For the restaurant industry, when infra-red, metering or ultra-low-flow faucets are installed, hot water may not reach the lavatory or hand-washing sink by the time the user is done washing their hands. These low flows do not allow hot water to get to hand washing sinks, and this also creates an opportunity for bacteria to grow in these branches to the hand-washing fixtures. In installations with infra-red, metering, or ultra-low flow faucets, the hot water needs to be circulated down into the plumbing chase and behind the plumbing fixtures so that hot water is immediately available.
Also, there have been recent efforts to reduce the flow rates on pre-wash sprays for kitchen sinks. Ultra-low-flow pre-wash sprays in kitchens contribute to poor drain line transport of solids and grease (fats, oils, and grease, or F.O.G.) and allow grease to coagulate in pipes before the grease waste reaches the grease interceptor. These pre-wash sprays use hot water to remove grease and food debris from dishes before loading the dishes into the dishwasher.
At these lower flow rates, the hot water cools off quickly, and grease can coagulate in the drain before reaching the grease interceptor. If grease coagulation is a problem in piping before a grease interceptor, consider a point-of-use interceptor or grease removal device.
Another challenge the restaurant industry faces is with ice machines. Bacteria can grow in the flexible water supply tubing to ice machines. When ice machines are installed in tight, poorly ventilated spaces, warm or hot air will be discharged into the space behind the ice machine.
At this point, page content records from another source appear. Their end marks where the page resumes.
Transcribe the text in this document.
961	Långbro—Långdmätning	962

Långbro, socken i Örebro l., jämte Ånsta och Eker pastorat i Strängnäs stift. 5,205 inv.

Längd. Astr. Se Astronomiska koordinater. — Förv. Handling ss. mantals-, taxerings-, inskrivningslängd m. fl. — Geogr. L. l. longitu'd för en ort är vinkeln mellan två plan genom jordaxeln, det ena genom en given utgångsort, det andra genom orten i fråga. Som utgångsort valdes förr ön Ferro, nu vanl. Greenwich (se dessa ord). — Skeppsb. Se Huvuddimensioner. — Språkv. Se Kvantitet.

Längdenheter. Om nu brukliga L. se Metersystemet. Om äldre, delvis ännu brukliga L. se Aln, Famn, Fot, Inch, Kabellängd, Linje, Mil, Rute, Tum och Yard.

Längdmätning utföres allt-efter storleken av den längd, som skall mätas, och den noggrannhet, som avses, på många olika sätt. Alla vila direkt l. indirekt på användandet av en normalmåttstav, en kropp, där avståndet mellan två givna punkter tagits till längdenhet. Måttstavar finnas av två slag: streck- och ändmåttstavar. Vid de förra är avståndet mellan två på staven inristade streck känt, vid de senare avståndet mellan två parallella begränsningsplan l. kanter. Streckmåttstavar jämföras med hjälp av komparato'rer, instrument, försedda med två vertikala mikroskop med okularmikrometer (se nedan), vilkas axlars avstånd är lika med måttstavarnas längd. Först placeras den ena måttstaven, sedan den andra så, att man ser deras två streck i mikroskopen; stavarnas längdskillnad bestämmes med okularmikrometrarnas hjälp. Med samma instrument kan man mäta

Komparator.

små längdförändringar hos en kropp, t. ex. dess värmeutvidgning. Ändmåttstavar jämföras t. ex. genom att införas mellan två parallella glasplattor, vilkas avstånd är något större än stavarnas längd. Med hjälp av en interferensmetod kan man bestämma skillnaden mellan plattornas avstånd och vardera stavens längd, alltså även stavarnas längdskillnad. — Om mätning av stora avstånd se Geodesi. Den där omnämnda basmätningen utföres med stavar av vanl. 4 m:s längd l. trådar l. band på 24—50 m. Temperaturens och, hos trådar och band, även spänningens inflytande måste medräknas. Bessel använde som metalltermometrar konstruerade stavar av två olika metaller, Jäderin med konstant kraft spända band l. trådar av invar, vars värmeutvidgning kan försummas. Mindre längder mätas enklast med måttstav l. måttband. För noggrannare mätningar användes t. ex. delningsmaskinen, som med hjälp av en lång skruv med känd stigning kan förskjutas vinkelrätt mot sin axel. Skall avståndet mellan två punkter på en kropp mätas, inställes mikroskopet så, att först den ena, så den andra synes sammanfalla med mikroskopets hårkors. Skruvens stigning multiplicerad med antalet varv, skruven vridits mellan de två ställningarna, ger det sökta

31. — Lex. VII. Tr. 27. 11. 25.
This warm or hot air heats the water in the flexible water supply tubing to an ideal temperature for bacteria to grow.
Generally, there are cartridge filter assemblies in the restaurant industry that remove debris and solids out of the water before it reaches the ice machine and a charcoal filter to remove the chlorine out of the water so that the chlorine does not affect the flavor of the beverages. Ice machines are especially susceptible to Legionella bacteria growth because chlorine is removed from the flexible water supply tubing. If the building has been sitting significantly unoccupied for long periods of time, the cold-water piping serving the ice machine should be flushed, and the flexible water supply tubing and filters should be replaced.
How To Get Rid of Stagnant Water
When a building is significantly unoccupied for more than seven days or a period of time agreed to by a building’s water management team, flushing should be performed immediately before re-occupancy. When a building is significantly unoccupied for more than four weeks (28 days), or a period agreed to by the building’s water management program team, flushing and disinfection should be done immediately before the building being reoccupied.
Make sure there is clean water in the utility main up to the water meter. The building service piping should be flushed before any flushing of the fixtures. Flushing the utility main and the building service pipe first stops introducing debris into the building piping, valves, equipment, and fixtures. Flushing the hydrant near the building will speed up the process and reduce water flow through the meter.
Flush fixtures with the water heater turned off. Every fixture in the building should be flushed until the water treatment chemical residuals reach an acceptable level. Flush the fixtures in the following order:
- Water Closets
Fixtures with flush valves can become clogged with debris and not flush properly if they are flushed first in time. If flush valves do not perform properly and run on, then shut off the water, remove the flush valve diaphragm, and clean the orifice. When done flushing, remove faucet strainers and showerheads and clean or replace them. If flushing does not improve water quality, contact the water utility, and consider contacting a water treatment professional.
Taking these steps may seem like a hassle, but the alternative is far worse. Just ask the people of New Westminster. Its officials are not only grappling with a health crisis. At the time of this writing, they still had not found the building where the Legionella bacteria originated.